We are in a different position today than we were nearly ten years ago. Because of the work done by those at Saint Louis University School of Law and Mayday Scholars around the country, there is a strong body of research on the effect of legal standards on the treatment of patients in pain against which public policy now has to be measured. Scholarship has intrinsic value, of course, but when good scholarship can stimulate change for the better in an area as fundamental to human dignity as health care and the relief of suffering, there is a special satisfaction.

Jonathan FleeceWhen Jonathan Fleece, '97, decided to come to the School of Law because of its nationally recognized Health Law Program, he had no idea he would one day conduct research that resulted in legislation in several states and in the adoption of model guidelines for state medical disciplinary boards by the Federation of State Medical Boards.

He did know one thing, though - he wanted to find a way to help patients who suffered from intractable pain and couldn't get relief because doctors feared over-prescribing medication. So, with the guidance of Professor Sandy Johnson, who conducted a national effort to analyze and change legal barriers to pain relief housed at the American Society of Law, Medicine & Ethics and funded by the Mayday Fund, that's just what he helped to do.

"I had the good fortune of working on a project that focused on the undertreatment of pain, which was, and still is, a fact for many patients," said Fleece. "We've all lost family and friends to horrible illnesses like cancer and we all know people who suffer from intractable pain such as arthritis and other orthopedic conditions. So to know that, as a result of these statutes, physicians now have more freedom to treat patients with problems that necessitate pain medication is extremely rewarding. Seeing how many states now offer intractable pain statutes is a wonderful demonstration to me that just a few people can make significant contributions to a societal problem such as this."
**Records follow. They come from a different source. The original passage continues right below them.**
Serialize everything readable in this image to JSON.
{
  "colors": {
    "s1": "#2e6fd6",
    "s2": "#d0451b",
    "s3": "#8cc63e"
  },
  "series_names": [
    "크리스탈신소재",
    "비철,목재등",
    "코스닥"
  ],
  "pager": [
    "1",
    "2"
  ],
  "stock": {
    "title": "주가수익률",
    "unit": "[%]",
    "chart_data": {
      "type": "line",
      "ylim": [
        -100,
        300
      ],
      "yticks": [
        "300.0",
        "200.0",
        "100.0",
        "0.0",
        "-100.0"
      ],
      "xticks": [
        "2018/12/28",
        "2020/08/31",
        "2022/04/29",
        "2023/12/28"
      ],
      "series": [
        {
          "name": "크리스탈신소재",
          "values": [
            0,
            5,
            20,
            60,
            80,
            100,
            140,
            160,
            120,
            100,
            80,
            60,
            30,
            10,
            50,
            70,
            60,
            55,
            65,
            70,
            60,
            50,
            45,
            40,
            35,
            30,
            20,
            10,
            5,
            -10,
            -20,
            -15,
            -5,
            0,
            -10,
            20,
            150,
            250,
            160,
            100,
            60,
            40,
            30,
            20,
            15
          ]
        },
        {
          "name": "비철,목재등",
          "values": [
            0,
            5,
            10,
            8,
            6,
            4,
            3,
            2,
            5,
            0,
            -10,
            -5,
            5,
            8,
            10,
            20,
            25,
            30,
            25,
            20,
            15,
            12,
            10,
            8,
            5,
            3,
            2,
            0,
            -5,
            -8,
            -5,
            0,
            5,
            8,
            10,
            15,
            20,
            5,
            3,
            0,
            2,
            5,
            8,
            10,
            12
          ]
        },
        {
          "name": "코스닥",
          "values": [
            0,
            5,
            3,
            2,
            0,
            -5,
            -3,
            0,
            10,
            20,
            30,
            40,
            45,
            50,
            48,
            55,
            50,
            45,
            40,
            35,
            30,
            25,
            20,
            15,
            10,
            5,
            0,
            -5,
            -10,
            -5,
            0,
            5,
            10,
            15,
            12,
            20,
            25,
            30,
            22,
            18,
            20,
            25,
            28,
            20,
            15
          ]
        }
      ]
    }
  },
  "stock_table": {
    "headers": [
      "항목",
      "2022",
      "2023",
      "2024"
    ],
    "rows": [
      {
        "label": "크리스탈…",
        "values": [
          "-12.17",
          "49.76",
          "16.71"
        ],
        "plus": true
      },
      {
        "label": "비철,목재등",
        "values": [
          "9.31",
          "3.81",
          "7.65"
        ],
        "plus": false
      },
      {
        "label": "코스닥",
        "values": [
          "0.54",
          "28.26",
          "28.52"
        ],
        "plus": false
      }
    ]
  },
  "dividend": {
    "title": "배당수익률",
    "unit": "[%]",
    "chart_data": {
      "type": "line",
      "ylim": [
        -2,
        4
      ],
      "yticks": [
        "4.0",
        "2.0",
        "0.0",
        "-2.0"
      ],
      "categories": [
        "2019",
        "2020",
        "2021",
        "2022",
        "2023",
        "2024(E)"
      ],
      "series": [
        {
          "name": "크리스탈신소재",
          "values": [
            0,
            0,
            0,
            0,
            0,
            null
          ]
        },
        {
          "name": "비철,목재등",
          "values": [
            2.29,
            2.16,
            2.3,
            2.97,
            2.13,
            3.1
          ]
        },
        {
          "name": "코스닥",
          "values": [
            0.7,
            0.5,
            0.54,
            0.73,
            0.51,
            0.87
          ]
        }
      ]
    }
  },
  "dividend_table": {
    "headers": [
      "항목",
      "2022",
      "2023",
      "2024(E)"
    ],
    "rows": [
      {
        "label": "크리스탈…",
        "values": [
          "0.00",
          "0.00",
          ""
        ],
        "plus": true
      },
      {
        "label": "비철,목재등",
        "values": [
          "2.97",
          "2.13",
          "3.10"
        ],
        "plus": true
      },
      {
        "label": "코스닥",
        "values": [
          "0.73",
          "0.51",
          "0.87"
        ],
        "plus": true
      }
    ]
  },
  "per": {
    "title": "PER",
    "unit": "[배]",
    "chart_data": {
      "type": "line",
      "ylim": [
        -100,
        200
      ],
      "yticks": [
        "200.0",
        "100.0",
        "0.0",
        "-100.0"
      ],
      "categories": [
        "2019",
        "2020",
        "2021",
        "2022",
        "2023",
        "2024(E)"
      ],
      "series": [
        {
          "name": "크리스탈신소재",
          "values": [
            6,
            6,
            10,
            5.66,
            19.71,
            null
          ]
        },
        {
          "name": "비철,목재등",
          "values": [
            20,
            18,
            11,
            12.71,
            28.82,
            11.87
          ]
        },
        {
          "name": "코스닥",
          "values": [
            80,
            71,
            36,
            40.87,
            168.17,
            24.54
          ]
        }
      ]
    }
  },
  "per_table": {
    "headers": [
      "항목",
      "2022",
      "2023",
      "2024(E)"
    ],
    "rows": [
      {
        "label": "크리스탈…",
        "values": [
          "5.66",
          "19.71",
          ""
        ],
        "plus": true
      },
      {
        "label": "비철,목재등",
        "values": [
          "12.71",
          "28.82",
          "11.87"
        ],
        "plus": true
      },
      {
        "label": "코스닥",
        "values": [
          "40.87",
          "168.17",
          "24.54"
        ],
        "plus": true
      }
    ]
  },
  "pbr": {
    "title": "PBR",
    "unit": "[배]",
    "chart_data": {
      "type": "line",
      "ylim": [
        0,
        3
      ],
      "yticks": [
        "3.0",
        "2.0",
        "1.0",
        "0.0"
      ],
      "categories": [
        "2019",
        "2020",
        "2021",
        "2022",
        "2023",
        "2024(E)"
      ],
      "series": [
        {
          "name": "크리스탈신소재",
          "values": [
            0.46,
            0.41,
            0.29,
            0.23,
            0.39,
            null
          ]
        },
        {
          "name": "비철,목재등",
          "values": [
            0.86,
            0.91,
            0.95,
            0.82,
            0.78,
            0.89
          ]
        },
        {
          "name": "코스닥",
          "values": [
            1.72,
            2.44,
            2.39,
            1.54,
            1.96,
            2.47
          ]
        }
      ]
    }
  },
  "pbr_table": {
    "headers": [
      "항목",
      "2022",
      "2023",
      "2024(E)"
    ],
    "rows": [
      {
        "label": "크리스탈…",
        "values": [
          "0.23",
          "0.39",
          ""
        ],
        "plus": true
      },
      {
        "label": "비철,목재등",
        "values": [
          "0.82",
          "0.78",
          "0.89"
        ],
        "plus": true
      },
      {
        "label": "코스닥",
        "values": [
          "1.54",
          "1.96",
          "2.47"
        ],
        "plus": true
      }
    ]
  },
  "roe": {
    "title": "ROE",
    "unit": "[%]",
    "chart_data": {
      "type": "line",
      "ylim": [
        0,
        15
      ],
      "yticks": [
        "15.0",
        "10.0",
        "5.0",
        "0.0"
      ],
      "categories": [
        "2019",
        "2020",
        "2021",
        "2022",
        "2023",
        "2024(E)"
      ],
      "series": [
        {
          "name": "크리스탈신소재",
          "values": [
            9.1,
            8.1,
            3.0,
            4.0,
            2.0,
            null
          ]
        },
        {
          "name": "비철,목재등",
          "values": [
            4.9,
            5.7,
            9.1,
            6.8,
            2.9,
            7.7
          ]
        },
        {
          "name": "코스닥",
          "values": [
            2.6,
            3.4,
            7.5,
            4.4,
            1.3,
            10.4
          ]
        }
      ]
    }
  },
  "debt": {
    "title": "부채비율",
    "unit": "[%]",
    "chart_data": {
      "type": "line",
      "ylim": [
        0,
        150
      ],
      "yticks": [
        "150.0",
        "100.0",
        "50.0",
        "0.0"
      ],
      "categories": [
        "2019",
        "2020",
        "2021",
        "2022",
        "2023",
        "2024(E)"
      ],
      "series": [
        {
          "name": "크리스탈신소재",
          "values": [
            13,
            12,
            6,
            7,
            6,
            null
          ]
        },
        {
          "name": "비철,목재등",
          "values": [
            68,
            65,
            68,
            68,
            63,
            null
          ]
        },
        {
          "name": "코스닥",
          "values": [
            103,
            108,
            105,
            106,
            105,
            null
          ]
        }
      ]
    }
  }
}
The project Fleece speaks of is the Model Pain Relief Act he helped create, alongside fellow classmate Jackie Barrow, '98. The Act differed from legislation and regulations that existed at the time and it soon became quite influential. Even now, Fleece is amazed and incredibly pleased to see that less than a decade after he helped draft the Act, nearly four times as many states now have statutes providing legislative standards or a legislative mandate that the state medical board develop written guidelines for its monitoring of physician prescribing practices so that it would be clearly understood that inappropriate disciplinary actions would not be taken.

The import of his research was apparent to him as a student, and it was outlined in the article, "A New Prescription for Pain," he authored for the Journal of Health Law in 1997. And it's even more apparent to him now, as an attorney who has specialized primarily in health care law for the past seven years. He currently heads up a boutique health care law practice in the Tampa Bay area, where he almost exclusively represents physician practices, medical groups and ancillary health care providers.

"In my representation of physicians, we do come across situations where physicians ask me about patients who have concerns about substance abuse as a result of pain medication," said Fleece. "Florida has a form of the intractable pain statutes and the background knowledge I learned from the Model Pain Relief Act helped me with my clients regarding these issues."

Today he represents several pain management practices and appreciates the opportunity he has to "get into the trenches and see how these issues play out with physicians." What these intractable pain statutes have allowed physicians to do, he says, is to act in good faith and if they follow the protocol, they have some protection.